Ardrey Auditorium appeared crowded as expected, and I found my way inside. The auditorium had plenty of open seats, so either a lot of people were running late or the sold-out audience didn’t care enough to show up. (This is what happens when you give all students access to free tickets.) Nearby Cline Library was providing overflow seating with a live video feed. The pre-recorded announcement played asking the audience that no flash photography is allowed and to silence their cell phones and pagers; someone near me remarked how dated it was.
Three NAU faculty members gave introductions for Spike, one of whom was my Intro to African American Studies professor, Dr. Ricardo Guthrie. They each gave interesting snippets of who Spike Lee is, the work he’s done, and the context of his visit on International Holocaust Remembrance Day. The audience was pumped.
The lights dimmed, Dr. Guthrie introduced Spike, and a short man with an orange baseball cap shadowing his eyes walked to the middle of the stage next to a stool. The audience cheered wildly, and once the clapping settled, Spike began his talk.

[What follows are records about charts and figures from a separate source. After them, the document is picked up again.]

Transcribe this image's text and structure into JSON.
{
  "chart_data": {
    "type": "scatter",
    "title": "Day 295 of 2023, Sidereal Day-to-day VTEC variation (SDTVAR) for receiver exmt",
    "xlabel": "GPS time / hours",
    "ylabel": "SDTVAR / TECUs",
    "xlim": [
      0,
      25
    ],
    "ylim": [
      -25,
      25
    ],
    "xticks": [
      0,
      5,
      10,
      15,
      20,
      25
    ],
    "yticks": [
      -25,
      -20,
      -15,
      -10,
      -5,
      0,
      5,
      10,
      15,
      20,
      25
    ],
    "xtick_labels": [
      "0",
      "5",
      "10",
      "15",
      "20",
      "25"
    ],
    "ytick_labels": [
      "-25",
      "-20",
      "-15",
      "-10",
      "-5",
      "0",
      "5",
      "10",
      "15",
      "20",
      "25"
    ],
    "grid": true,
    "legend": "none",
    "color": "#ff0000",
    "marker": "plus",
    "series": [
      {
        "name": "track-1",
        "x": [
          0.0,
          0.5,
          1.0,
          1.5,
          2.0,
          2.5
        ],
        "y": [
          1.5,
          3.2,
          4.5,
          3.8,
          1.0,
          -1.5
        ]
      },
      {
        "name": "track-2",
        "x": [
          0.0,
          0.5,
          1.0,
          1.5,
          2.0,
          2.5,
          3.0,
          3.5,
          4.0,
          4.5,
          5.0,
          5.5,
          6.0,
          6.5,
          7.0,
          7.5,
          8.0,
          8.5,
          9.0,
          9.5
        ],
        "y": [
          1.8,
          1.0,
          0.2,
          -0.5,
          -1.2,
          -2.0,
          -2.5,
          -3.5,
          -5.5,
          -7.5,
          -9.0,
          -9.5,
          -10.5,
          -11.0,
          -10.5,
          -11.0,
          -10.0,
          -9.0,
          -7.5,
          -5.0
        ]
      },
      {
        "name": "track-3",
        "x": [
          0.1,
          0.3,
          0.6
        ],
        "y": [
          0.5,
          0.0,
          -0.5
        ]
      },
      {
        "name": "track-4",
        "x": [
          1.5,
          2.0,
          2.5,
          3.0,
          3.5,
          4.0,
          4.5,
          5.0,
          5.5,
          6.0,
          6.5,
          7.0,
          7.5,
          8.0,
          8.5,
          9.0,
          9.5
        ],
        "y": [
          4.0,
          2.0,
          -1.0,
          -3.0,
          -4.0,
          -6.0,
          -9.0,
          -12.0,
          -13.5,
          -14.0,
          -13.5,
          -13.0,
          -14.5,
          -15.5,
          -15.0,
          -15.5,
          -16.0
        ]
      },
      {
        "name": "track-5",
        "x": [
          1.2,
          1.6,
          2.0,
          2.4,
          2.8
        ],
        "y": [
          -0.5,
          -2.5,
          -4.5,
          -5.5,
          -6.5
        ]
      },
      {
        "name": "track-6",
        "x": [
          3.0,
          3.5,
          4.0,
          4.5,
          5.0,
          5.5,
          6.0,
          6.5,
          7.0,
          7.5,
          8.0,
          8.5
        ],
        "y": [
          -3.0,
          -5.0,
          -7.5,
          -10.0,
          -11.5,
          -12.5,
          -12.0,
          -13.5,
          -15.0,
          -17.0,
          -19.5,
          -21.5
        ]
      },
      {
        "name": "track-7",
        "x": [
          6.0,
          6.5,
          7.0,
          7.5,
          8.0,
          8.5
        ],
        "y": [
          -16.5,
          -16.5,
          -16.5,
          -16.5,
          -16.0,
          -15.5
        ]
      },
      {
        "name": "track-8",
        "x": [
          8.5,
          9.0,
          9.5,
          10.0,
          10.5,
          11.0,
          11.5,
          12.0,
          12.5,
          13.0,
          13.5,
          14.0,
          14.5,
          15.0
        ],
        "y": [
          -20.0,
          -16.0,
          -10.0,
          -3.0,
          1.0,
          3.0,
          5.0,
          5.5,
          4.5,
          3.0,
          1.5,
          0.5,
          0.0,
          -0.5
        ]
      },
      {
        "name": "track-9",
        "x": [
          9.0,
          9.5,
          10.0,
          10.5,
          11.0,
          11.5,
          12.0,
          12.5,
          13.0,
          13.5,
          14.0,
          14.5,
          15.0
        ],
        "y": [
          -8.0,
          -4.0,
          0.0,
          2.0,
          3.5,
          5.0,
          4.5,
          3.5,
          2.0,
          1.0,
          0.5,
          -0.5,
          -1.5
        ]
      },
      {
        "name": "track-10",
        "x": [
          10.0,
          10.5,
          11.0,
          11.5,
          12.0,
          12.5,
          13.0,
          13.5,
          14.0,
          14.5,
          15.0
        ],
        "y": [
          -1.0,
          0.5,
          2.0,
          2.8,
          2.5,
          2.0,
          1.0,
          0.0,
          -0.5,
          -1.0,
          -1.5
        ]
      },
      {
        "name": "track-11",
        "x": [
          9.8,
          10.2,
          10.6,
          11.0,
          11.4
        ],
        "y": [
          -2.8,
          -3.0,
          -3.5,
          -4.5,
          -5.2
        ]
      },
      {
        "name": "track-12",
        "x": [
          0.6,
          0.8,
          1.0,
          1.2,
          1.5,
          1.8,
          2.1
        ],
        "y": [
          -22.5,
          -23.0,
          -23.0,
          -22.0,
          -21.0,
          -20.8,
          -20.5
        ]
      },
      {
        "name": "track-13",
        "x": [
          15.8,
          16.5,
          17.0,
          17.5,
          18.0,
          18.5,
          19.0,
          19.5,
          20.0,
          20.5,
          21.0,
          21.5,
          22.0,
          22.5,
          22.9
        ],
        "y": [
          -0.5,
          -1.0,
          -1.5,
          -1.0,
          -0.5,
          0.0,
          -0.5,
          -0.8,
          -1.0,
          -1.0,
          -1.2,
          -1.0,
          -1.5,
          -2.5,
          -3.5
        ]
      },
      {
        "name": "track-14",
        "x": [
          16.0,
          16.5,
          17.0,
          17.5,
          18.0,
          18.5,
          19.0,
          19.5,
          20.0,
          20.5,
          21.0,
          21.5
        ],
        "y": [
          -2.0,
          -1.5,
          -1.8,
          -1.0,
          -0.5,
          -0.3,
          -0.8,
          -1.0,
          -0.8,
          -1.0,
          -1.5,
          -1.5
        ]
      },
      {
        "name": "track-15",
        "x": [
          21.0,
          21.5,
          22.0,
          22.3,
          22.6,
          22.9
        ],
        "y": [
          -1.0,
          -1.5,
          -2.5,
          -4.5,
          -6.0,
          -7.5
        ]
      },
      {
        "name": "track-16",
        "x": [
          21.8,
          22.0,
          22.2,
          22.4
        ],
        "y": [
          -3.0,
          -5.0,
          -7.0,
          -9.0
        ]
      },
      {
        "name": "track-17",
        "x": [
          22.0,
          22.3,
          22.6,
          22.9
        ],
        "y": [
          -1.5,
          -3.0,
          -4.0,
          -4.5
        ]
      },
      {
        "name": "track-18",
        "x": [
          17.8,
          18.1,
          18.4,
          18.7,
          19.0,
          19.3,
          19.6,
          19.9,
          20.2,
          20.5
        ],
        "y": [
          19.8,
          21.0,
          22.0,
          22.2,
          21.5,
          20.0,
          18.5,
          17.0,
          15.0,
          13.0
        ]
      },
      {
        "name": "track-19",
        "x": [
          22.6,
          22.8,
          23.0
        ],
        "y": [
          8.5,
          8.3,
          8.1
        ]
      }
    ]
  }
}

But it was only that: talk. Not a lecture or a speech. He greeted us by saying, “It’s great to be here at… this university.” A half-hour into it, and the structure of what Spike was saying resembled an old man mumbling about his hey-days. A few comments here about racism, a few comments there about how much struggling he endured as an aspiring filmmaker, and it was time for the Q and A section. That was it? Maybe the whole reason he’s really here is so we can pick his brain for insight.
It might have been the way we asked the questions, but it was obvious Spike was not interested in us or what we had to ask. Many of the question-posers felt compelled to give a 2-3 minute personal biography to Spike before asking anything. One asshole even pitched his documentary after Spike explicitly asked us not to. Still, the answers he gave were half-assed and thoughtless. Two examples: A Hopi woman asked what Spike was thinking about doing in terms of a native American documentary, similar to “When the Levees Broke,” on the plight of the natives and their mistreatment. Spike thought for a good 15 seconds and gave a blanket slavery comparison answer. It was painfully obvious that he didn’t care as much about them as he did Katrina victims, but not everyone in the audience seemed to catch on to that.
I had the opportunity to ask him the fourth question of the night. “When Edward R. Murrow was still with us, he implied that television would become some sort of light box and dissipate our minds and our culture. Do you agree with that, or what are your thoughts on television today?” This was a valid question to ask this filmmaker because he mentioned during his mumbles that reality TV is “the plague.” Spike’s answer: “It’s the content, not the medium.” He then mentioned that he watched a show called The Wire and continues to watch SportsCenter and the news. Next question.
Did NAU opt not to pay the extra ten grand to get the premium Spike Lee package, where he actually gives a shit about his audience? Why did some in the audience revere him like a god and ask him for philosophical advice during the Q and A? And what prompted the standing ovation for the man with the eye-shrouding cap and bad attitude? Though he might be a great film director and well-known, Spike Lee is a selfish asshole who presented himself to be more like the people he condemned through “When the Levees Broke,” the kind of people that consider themselves to be higher and others lower. Spike saw an opportunity for a quick buck and got away scott-free. Oh, and I recently learned more about film making from a YouTube movie reviewer than this famous director.
So, who did this Spike Lee guy think he was, anyway?